By Mathew McKay, Special to the Herald on Nov 5, 2014 at 8:00 p.m.
To Hazel Trogstad, no one is ever too old to volunteer.
The Fosston, Minn., resident is performing her 10th year of service after turning 79 in August.
Once a high school library assistant, Trogstad now works with children at Magelssen Elementary School in Fosston with longtime friend and licensed teacher Sue Skunes.
Trogstad is one of five foster grandmothers at Magelssen Elementary working with students and one of 81 foster grandparents in the area. The Foster Grandparent Program is run by the Tri-Valley Opportunity Council, headquartered in Crookston.
The program brings together volunteers 55 and older and youth in 11 northwest Minnesota counties. A similar program operates in North Dakota.
The grandparents volunteer in schools, Head Start centers, developmental achievement centers, nonprofit childcare centers, juvenile detention centers and other settings.
The program is close to the heart of Heidi Simmons, Tri-Valley’s director of senior programs. Her own children have worked with volunteers and enjoyed the experience.
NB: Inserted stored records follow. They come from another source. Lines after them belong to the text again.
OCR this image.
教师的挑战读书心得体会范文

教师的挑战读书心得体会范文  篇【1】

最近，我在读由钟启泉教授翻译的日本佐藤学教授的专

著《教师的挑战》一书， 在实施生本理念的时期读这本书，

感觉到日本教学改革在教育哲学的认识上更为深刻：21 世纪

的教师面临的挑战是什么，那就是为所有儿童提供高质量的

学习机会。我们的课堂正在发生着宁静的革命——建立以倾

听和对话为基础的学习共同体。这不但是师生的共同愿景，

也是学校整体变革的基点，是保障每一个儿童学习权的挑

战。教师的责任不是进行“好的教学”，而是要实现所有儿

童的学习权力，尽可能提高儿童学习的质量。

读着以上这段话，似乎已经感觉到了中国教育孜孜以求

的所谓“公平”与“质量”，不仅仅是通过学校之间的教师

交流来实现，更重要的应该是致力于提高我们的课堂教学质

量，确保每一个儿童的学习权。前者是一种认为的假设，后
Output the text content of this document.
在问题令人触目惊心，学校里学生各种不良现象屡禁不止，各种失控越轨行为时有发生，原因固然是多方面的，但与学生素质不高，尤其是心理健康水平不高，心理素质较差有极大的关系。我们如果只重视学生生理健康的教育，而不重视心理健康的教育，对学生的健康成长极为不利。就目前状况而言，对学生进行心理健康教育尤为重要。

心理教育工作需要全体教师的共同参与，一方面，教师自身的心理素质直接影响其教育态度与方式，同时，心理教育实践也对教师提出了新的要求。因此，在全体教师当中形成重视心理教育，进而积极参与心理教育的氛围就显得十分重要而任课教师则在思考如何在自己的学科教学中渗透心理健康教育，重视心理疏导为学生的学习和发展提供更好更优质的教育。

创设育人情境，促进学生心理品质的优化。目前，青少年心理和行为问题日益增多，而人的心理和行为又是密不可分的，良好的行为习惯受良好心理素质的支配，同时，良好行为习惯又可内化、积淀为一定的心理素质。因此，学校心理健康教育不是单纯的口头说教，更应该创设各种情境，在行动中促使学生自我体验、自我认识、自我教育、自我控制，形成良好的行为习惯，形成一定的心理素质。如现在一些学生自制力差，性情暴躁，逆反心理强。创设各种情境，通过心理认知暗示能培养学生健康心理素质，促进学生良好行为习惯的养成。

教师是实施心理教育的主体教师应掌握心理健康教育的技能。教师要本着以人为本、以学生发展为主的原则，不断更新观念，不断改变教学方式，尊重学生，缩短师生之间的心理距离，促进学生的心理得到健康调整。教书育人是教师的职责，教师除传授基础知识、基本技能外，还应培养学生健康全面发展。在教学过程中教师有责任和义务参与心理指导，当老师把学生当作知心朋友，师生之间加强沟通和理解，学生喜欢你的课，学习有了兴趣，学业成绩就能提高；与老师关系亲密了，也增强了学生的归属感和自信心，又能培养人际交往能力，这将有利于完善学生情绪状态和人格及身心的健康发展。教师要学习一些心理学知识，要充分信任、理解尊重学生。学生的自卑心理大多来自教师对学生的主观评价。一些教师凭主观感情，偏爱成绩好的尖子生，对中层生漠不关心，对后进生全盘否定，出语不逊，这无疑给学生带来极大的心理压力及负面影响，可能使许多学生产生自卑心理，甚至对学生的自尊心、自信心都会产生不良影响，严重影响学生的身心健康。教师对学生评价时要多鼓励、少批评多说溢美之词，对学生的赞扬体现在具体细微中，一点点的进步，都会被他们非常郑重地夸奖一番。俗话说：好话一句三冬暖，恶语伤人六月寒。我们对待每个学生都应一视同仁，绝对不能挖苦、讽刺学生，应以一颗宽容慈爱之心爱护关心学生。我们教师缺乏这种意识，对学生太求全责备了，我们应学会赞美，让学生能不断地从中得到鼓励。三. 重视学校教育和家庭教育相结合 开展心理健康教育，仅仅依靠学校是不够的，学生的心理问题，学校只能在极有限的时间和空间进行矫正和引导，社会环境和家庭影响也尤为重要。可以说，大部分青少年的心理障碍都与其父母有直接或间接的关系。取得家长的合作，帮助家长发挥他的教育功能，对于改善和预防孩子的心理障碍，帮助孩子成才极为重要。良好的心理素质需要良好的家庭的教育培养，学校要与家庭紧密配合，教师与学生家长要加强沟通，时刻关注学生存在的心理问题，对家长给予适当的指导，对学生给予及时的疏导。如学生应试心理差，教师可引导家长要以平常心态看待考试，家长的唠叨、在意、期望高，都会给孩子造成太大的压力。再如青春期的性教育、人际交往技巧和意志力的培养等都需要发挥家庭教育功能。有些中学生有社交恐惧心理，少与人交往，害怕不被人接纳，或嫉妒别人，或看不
She said the grandparents bring a different element to the classroom.
“(The younger kids) are not so much interested in impressing a teacher,” Simmons said. “It’s more that they want to impress the grandparents with what they learned or what the grandparent has taught them.”
Looking back on her time as a library assistant and foster grandparent, Trogstad said each job has had its difficulties but she has enjoyed both.
“Working in the library of the high school was challenging because the students would come in with projects, and we would have to help find information on whatever they were doing,” Trogstad said. “Now it’s challenging helping these new students, kindergarten through second grade, who have problems reading — to help them learn the words and the sounds.”
Despite some struggles, Trogstad said being involved is rewarding.
Trogstad started volunteering as a foster grandparent in a fifth-grade classroom after her husband died and she was invited to join Skunes in the classroom.
Skunes said working with Trogstad has been invaluable.
“It’s wonderful having another adult in the room. Everything from a nose bleed to someone who was not in class — she would help that child get caught up and kind of reteach them from the day before,” Skunes said.
Together, the friends spent seven years teaching fifth grade before moving to the new Level Literacy Intervention Program room, where they work with students who are reading below their normal level.
This year Trogstad and Skunes have been working with 18 students from first and second grade, usually in groups of three. While the number stays about the same throughout the year, students come and go.
“We will have some of them for the whole year if they need it,” Trogstad said. “If they excel, keep reading real good and continue working good in the classroom, then they will go back to working in the classroom only and we will get new students.”
Trogstad has become accustomed to working with students a few times a week in hopes they reach the point when they can rejoin their classmates.
“I really enjoy having them read to me, from now until say a month from now, to know how much they have improved in their readings,” Trogstad said.
Outside of normal class days, Trogstad said they encourage the students to read a few books at home as well.
“We do not care if they read to their mom, dad or their teddy bear — we just encourage them to read at home,” Trogstad said.
She said while it’s tough seeing students move out of the program every year, it means a new beginning for them.
“I like being able to meet the new children” she said. “I like the fact that we have worked with (past students), but now they can go on and be better students as they grow older.”